A new decade is upon us and there seems to be something special in the air. A collective “fizz” that I can’t seem to put my finger on, but it’s there and everyone in my circle seems to be feeding off it.
It might have something to do with the fact that it’s the start of a whole new decade. Perhaps subconsciously, we’re all viewing this point as the beginning of a whole new era of personal growth? Honestly, for me personally, that’s what it is. How about you?
The new year always brings a sense of change; new year’s resolutions and all that. Let’s be honest though, when was the last time that ACTUALLY worked for you? If I asked you, “hey, what was your new year’s resolution last year and did you achieve it?” could you answer wholeheartedly with; “My new year’s resolution was ‘X’ and YES I DID IT!”. For some, I know they did and kudos to them! Most of us, on the other hand, cannot give said response.
Why not though? We set SMART goals, we had the intention, some of us may have even invested in achieving the goal, yet something happened between the setting of the goal and the turning of the new decade that saw last years resolutions fade away into the sea of disappointment that so many of us refer to as “my life”.
It doesn’t have to be like that though — YOU ARE NOW LIVING IN YOUR FUTURE. Everything that you have done in your life has led you to where you are now; your career, state of health, relationships, financial situation etc are the sum result of everything you’ve done in your past. Once you really understand this powerful thought, you will realise that you have the power to change and create the life you really want to live!
What I’m proposing here is a paradigm shift. It’s something that I’ve personally worked on for myself and have found really helpful for my mental and emotional states.
Let’s start with goals. When we set goals, there’s an overwhelming sense of excitement as we open our creative minds to our unlimited potential. Then as time goes by, the excitement fades as we realise that “life” somehow managed to get in the way of the goals we set. Then we start to feel like a failure. We judge ourselves on what we did NOT do, rather than what we have done. This then adds to the negative self talk that most of us have lived with since childhood (mental programming from our parents and “friends” that we have downloaded as children — more on this in the future), so we feel even lower than we did before setting the goal!
Let me tell you now that people don’t fail. Everyone is on their own journey, so we either achieve the goal, or we learn a lesson. We need to learn to separate the goal from the person because it’s possible for the GOAL to fail while the person continues to be a SUCCESS!
In my experience, the main reasons goals fail are because;
- The goal was not dream-orientated
- The SMART goal was too big
- The timing was not right
- The focus of the intention was wrong
- The goal was incongruent with the individual’s personal values and/or beliefs
Now, just quickly run a little review in your head. From your own personal history, can you see how these lessons could be the reason you didn’t achieve last year’s resolutions? Can you understand how YOU did not fail, that in fact it was THE GOAL that failed?
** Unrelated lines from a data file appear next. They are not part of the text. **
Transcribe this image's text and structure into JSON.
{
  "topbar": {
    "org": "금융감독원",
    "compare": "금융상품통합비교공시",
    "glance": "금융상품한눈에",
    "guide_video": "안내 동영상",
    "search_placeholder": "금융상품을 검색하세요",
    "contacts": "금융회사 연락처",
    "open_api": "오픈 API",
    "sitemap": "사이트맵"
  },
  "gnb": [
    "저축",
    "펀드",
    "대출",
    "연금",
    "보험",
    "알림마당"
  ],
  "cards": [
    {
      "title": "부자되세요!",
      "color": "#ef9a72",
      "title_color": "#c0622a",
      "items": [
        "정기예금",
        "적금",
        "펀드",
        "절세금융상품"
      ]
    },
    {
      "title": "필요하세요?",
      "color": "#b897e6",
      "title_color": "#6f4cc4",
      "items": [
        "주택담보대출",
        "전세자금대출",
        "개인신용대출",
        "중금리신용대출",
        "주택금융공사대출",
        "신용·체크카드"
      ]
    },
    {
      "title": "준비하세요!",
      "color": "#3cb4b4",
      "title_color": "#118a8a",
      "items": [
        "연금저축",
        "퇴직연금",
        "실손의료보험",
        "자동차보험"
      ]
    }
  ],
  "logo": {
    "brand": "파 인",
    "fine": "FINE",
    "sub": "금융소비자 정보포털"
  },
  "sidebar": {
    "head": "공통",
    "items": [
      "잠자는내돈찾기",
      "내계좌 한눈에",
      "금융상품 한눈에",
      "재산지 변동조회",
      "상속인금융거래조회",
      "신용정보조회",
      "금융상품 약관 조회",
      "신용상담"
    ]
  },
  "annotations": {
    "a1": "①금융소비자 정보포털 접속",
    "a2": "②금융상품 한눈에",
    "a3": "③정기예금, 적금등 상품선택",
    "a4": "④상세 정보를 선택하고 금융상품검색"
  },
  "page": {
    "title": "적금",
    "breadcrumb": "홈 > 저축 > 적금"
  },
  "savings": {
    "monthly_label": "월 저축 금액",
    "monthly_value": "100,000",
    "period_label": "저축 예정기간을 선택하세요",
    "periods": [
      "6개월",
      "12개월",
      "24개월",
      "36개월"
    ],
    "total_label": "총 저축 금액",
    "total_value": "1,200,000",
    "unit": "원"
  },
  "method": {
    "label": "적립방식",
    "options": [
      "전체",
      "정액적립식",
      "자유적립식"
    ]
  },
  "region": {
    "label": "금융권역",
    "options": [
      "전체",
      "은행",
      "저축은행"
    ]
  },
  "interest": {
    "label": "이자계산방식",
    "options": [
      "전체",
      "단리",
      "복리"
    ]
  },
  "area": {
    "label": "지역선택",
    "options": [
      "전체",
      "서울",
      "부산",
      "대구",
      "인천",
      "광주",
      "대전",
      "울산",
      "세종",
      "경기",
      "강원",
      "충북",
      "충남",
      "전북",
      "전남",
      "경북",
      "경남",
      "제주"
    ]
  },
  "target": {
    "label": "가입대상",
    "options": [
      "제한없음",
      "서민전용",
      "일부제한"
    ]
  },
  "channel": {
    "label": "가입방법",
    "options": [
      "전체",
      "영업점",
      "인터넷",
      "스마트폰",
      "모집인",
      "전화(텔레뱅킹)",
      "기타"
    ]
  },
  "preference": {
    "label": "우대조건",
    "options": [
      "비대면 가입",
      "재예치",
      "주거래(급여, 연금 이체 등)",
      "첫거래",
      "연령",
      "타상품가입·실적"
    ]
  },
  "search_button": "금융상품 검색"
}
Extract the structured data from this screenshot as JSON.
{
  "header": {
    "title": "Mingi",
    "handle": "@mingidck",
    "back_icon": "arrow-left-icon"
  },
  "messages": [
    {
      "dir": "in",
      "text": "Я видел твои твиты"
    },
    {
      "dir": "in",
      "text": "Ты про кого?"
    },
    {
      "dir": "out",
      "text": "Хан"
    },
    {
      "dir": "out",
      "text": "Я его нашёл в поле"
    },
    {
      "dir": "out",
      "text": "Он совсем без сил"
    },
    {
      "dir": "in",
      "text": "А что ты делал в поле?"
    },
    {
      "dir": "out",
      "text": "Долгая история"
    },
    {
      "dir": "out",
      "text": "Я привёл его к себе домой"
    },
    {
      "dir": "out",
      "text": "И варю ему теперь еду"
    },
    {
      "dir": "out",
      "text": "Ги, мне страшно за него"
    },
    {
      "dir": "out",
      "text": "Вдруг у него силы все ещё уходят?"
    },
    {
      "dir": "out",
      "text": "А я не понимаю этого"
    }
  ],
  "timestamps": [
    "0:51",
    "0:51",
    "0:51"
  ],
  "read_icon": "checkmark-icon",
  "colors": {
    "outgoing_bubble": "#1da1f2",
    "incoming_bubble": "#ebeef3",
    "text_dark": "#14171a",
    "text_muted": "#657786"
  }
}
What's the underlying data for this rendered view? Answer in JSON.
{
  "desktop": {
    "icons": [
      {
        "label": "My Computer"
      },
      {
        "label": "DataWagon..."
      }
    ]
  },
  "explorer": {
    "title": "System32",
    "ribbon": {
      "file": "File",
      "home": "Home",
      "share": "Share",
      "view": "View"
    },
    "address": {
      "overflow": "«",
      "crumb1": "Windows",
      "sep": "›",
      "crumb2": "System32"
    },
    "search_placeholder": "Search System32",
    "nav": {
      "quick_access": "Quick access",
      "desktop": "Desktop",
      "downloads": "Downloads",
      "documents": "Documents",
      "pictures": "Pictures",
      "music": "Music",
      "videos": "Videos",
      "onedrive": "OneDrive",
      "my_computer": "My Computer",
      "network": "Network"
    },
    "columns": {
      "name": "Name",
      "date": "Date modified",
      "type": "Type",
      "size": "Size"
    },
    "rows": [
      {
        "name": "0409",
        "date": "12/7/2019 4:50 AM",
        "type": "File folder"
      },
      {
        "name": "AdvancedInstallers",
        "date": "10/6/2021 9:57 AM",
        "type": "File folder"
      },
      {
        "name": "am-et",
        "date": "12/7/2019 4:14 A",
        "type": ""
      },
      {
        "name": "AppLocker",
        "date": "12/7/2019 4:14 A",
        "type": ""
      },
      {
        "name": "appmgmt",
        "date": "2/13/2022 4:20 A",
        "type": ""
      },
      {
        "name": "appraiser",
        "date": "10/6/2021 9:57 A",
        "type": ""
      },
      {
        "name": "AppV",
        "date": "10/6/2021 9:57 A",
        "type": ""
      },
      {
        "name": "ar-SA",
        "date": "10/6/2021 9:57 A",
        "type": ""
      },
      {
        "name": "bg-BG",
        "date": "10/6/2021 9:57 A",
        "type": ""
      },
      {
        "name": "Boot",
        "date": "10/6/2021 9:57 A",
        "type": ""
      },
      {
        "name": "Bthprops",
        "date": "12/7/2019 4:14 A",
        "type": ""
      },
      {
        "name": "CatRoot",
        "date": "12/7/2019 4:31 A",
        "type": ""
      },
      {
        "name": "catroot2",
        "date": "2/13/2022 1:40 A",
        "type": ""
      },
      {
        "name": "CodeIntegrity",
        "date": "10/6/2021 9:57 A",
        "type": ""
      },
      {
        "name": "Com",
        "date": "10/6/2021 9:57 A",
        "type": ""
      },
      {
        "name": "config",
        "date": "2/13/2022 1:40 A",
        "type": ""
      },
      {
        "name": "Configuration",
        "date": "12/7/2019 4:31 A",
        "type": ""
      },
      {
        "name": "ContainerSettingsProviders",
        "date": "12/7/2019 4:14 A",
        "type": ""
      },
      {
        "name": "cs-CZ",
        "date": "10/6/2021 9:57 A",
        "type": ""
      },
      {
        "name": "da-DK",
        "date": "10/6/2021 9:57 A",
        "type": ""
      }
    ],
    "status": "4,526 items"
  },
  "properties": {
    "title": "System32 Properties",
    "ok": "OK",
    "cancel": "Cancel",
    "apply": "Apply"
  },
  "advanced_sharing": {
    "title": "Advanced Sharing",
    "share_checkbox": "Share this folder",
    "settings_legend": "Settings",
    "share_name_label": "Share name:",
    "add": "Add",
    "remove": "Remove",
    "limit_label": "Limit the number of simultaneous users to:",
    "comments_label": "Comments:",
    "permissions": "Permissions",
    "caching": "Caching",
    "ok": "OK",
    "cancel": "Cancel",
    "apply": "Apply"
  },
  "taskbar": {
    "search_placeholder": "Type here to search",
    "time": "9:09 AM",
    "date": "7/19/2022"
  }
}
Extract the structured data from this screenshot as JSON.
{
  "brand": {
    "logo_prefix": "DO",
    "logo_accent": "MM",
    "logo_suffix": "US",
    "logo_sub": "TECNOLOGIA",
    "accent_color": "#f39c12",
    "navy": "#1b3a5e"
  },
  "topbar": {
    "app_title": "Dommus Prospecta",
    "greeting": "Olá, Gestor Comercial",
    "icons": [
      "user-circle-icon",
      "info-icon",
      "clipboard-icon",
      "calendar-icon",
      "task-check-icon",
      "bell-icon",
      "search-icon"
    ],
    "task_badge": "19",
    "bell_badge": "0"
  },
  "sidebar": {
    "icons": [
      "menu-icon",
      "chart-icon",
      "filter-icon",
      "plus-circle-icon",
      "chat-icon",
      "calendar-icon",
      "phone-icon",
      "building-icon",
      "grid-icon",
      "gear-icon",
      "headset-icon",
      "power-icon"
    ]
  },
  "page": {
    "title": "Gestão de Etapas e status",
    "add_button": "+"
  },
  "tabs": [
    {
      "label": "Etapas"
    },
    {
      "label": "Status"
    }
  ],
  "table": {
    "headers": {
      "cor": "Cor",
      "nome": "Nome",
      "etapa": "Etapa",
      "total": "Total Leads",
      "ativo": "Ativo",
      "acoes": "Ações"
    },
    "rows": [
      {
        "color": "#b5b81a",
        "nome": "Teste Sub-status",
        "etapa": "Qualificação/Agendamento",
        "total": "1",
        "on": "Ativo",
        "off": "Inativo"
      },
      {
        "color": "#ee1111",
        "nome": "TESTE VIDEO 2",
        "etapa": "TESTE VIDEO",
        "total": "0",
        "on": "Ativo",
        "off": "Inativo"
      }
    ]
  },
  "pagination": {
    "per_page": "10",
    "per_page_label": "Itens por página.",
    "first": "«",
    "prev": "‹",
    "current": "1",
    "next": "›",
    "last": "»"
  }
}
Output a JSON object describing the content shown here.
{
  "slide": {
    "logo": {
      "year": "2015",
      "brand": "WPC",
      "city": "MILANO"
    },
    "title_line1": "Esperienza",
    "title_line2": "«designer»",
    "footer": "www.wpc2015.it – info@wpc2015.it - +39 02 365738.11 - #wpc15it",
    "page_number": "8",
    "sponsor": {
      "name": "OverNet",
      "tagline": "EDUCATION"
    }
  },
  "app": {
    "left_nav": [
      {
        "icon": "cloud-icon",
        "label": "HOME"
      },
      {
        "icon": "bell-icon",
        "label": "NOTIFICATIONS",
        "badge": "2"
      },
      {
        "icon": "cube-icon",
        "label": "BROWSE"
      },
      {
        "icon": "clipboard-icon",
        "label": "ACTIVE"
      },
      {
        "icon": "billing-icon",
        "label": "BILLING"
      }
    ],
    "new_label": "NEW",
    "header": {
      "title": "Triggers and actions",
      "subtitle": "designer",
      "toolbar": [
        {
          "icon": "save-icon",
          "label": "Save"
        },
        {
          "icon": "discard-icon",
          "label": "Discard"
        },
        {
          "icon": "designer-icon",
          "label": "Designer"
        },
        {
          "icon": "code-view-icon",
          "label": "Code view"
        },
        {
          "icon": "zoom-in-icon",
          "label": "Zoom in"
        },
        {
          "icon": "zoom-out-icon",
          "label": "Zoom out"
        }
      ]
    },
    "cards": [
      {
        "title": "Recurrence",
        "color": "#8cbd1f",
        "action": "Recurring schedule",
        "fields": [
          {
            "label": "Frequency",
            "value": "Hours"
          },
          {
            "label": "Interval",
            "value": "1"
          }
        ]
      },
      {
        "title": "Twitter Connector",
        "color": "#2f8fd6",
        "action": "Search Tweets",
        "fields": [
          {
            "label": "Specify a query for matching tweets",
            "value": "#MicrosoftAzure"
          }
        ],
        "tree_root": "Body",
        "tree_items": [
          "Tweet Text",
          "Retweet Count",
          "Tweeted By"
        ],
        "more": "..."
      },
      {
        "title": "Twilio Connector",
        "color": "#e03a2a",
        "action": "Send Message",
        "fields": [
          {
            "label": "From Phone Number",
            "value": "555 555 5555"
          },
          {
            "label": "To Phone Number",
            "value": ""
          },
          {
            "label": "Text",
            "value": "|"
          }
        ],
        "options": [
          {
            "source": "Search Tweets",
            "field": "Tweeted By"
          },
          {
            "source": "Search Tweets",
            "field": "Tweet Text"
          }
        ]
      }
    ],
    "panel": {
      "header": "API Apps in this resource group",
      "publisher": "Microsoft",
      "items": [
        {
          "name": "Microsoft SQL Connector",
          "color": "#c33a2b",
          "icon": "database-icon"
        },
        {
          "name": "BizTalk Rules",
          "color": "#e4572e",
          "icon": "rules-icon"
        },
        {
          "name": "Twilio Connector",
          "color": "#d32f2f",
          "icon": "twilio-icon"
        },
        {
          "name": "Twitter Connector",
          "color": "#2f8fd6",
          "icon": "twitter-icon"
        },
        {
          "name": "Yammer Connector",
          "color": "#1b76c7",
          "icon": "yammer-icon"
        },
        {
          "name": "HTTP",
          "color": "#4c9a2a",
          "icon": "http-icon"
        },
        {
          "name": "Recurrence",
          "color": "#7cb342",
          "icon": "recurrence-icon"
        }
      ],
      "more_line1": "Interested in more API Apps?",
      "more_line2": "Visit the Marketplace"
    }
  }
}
I mean, the fact that you are here to read this blog is a sign that you did not fail — YOU’RE STILL ALIVE AND HAVE THE POWER TO SHAPE YOUR FUTURE!
Here are some tips on learning from these lessons, so you can continue to set goals.
1. Set goals that are in line with your dream
As a health coach, I work with my clients to first get clear on their dream. This is the big picture stuff that we can then work back from. As Stephen Covey teaches in The 7 Habits of Highly Effective People, “Start with the end in mind”. That way you have a destination and framework from which to set your incremental SMART goals.
In the wise words of Lewis Carol; if you don’t know where you are going, any road will get you there.
For many people, defining their dream can be a daunting task. Many of us have pre-programmed beliefs that we will never amount to anything, so we almost instantly quell the dream before our conscious minds have the time to understand what it could be!
For others, (and this was me…) they may have so many dreams that they have no idea which one to focus on.
I offer two possible tools that may help guide you through both of these situations;
a) What is your nightmare?
What is the worst imaginable life for you? What lifestyle situation would bring you the most amount of pain?
All living cells have a fundamental tendency to move away from pain and towards pleasure. These are the two drivers of all action. If you don’t currently have a dream to focus on, I suggest you define what you DON’T want in this life; ill health, no friends, no family, unable to work etc. This exercise can help set a boundary to avoid.
If you’re already in this nightmare space, that’s awesome! Know you have experience from which to steer the ship.
Remember that your current situation is the sum of all the choices you’ve made. So if you’re living your nightmare, start by making choices that are the OPPOSITE of what you did to get there… 1% change every day adds up.
b) Focus on how you want to feel.
At the end of the day, we don’t set goals because we actually want to achieve something, we set goals because we want to feel something.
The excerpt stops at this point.